According to a Toronto Star feature, the Federal Communications Commission (FCC) has introduced a program–Safelink–to provide eligible Americans with 68 minutes a month on a free cell phone with all the bells and whistles (voice mail, caller ID, call waiting and texting).
The Star’s Lynda Hurst writes, “In the wake of 9/11 and Hurricane Katrina, the U.S. has increased the drive to ensure all citizens have basic phone services and access to help in times of emergency.”


Safelink, provided by TracFone Wireless Inc., is currently available in Florida, Georgia, Massachusetts, Tennessee and Virginia and, according to the website, will soon be available in 10 additional states, including New York, Connecticut and DC.

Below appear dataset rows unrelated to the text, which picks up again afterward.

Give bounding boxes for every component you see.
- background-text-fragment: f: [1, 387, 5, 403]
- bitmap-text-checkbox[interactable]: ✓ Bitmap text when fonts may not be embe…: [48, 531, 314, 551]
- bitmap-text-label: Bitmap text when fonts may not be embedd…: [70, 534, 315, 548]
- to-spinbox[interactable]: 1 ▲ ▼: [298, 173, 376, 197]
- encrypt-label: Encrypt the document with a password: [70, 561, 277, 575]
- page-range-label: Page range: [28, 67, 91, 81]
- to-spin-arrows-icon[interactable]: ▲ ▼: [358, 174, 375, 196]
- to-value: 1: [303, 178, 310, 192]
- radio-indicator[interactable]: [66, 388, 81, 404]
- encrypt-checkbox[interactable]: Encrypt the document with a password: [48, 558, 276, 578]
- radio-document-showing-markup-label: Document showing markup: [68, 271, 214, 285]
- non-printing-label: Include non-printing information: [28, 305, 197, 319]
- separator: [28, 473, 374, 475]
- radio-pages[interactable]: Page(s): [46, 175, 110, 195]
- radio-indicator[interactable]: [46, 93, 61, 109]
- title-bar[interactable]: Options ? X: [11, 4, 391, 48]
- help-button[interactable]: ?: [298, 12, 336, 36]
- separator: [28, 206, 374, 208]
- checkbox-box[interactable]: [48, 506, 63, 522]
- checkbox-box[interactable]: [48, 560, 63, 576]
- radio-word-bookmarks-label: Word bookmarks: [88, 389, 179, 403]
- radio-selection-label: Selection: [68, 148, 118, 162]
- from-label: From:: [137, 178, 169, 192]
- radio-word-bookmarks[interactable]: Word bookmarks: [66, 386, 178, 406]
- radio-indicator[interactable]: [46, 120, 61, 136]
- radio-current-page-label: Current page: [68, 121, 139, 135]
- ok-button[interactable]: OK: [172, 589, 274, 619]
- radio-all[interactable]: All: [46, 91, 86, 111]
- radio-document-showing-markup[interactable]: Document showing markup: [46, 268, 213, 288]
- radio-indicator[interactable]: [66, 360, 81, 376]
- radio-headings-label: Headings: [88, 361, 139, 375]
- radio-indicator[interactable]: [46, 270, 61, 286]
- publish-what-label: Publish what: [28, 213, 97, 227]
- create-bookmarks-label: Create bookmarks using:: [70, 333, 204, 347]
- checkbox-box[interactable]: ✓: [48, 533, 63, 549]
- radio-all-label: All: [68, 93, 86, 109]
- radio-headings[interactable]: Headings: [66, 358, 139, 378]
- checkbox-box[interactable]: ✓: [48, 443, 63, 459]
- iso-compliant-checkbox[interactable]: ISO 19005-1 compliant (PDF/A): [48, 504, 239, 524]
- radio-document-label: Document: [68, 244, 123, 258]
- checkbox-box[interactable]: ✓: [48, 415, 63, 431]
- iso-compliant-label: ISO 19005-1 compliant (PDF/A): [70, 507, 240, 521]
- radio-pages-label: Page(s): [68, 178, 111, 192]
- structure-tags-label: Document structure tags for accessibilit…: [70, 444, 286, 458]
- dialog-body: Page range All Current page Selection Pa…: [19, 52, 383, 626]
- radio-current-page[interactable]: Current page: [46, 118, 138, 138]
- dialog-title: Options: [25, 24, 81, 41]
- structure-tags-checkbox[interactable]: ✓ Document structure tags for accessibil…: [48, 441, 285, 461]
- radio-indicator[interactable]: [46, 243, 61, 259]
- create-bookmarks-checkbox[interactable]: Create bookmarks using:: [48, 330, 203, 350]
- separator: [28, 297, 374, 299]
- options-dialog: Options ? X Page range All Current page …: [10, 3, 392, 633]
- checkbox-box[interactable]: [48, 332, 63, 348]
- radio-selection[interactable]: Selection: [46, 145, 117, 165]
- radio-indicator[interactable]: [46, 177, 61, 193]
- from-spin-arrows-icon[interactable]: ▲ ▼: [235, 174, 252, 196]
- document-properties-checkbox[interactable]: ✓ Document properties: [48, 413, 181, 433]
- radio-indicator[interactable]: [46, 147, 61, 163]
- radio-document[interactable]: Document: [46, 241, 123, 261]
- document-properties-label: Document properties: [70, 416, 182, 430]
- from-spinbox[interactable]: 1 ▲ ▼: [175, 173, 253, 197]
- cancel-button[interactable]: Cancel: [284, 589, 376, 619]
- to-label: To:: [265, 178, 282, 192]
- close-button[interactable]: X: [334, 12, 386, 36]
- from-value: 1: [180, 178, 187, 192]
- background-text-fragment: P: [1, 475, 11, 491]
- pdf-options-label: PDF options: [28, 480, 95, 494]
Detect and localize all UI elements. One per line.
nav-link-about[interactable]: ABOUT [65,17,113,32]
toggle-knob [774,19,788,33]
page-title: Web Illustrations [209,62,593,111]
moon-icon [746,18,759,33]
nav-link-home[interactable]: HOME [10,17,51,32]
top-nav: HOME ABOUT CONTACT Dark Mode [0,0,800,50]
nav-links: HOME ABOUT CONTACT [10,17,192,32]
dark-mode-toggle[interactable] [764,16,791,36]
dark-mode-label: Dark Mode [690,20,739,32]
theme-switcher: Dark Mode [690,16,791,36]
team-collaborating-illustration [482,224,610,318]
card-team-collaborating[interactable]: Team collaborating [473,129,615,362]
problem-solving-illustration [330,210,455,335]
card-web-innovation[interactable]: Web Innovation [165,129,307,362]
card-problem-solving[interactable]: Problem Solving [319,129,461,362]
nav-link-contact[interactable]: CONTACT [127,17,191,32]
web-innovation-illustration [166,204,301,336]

Judging by the comment’s on Hurst’s article, the public is less than thrilled about the new initiative, the main complaint being that (surprise, surprise) a cell phone is a luxury and should be reserved for those who work hard to pay for it.
I think an interesting point is that while no one would argue that access to a landline isn’t important to any person’s success and safety, many seem to have a hard time swallowing the notion that cell phone access carries the same importance, that it is more necessity than luxury. Now, if one already has a landline, I might agree, but the program is meant to give phone services to the 7 million Americans without it, not to give cake to starving peasants.
Let’s not forget that in 2009, it’s not uncommon for an individual to forgo landline service in favour of a cell phone.
Aside from the obvious benefits of a cell phone over a landline (a cell could be accessible 24/7, in case of an emergency; the owner is much less likely to miss an important call, possibly from an employer, etc.), a landline requires a permanent address, not always a guarantee for those in the low-income bracket who might often be moving from one cheap apartment to another. Secondly, the cost of a basic landline is comparable (especially in the U.S. where cell phones are much cheaper than they are here) to that of a cell phone. Providing landline service on principle would be like giving someone a tambourine for entertainment when for the same price you could have given him an iPod.
On the other side of the coin, behind all of the philanthropy and good intentions is a cell phone company. Is it impossible that they saw dollar signs in FCC subsidies or considered the millions of potential customers when they signed on to help the less fortunate? When the free cell phones run out of their allotted 68 minutes, it’s up to the user to pay for extra.
What’s that saying? Nothing in life is free?
Regardless of all the pro and con arguments, the richest irony is that a nation that’s committed to putting a cell phone in every pocket for safety still hasn’t made it a priority to put a universal health care card in every wallet.